Steve Gladstone is one of the most intriguing photographers of his generation. He was a fixture throughout Santa Cruz and the San Francisco Bay Area from 1973 to 1989. Known for his passion to freeze time, he developed a Gonzo style which helped him capture emotional moments from everyday life and shoot some of the most famous musicians of the day, including: B.B. King, John Lennon, Bob Marley and The Rolling Stones. Inspired by Hunter S. Thompson and Diane Arbus, he traveled the world and shot iconic events in history such as, The Last Waltz, Burning Man, the Rainbow Gathering, the Psychedelics Colloquium, and the 1976 Republican National Convention.
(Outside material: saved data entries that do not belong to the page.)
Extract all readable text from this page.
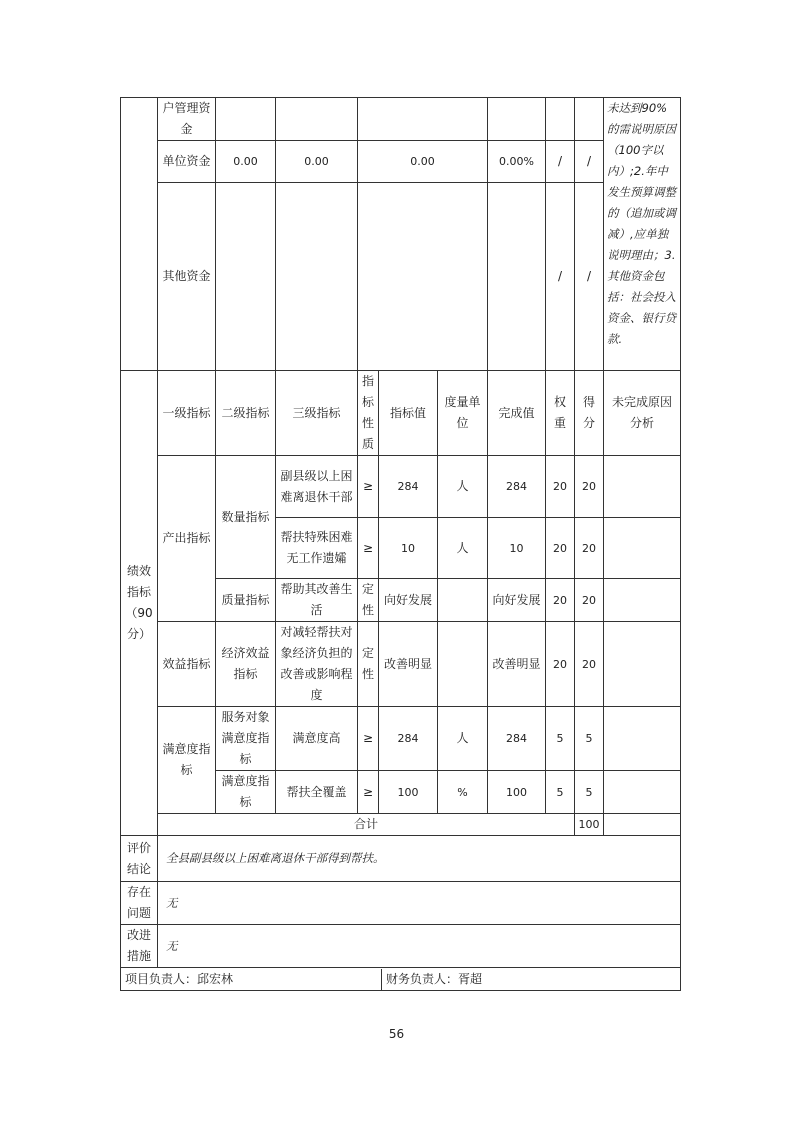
	户管理资金									未达到90%的需说明原因（100字以内）;2.年中发生预算调整的（追加或调减）,应单独说明理由；3.其他资金包括：社会投入资金、银行贷款.	
	单位资金	0.00	0.00	0.00			0.00%	/	/		
	其他资金							/	/		
绩效指标（90分）	一级指标	二级指标	三级指标	指标性质	指标值	度量单位	完成值	权重	得分	未完成原因分析	
	产出指标	数量指标	副县级以上困难离退休干部	≥	284	人	284	20	20		
			帮扶特殊困难无工作遗孀	≥	10	人	10	20	20		
		质量指标	帮助其改善生活	定性	向好发展		向好发展	20	20		
	效益指标	经济效益指标	对减轻帮扶对象经济负担的改善或影响程度	定性	改善明显		改善明显	20	20		
	满意度指标	服务对象满意度指标	满意度高	≥	284	人	284	5	5		
		满意度指标	帮扶全覆盖	≥	100	%	100	5	5		
	合计								100		
评价结论	全县副县级以上困难离退休干部得到帮扶。										
存在问题	无										
改进措施	无										

项目负责人：邱宏林 财务负责人：胥超											
56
Gladstone never owned a digital camera; to him they marked the death of photography. “The End of Pictures” is the phrase he repeatedly scribed on a collection of his favorite photographs. These images were often hand-colored with markers, scrawled on with stories, and redacted with sharpies, transforming them into narrative paintings. Through these images, he explains and relives the journey of capturing the photo, while simultaneously creating a captivating visual language of color and mark-making. It’s at once a statement about the lost art of photography, and a window into three decades of life, synthesized into a poetic epilogue.
Brian Hardin (Steve Gladstone's Best Friend) - "Steve loved life and lived it with a belief that it was better to burn out than to fade away, and he did just that." Gladstone unexpectedly died in 2011, at the age of 56, leaving over 40,000 unseen images hidden in his closet.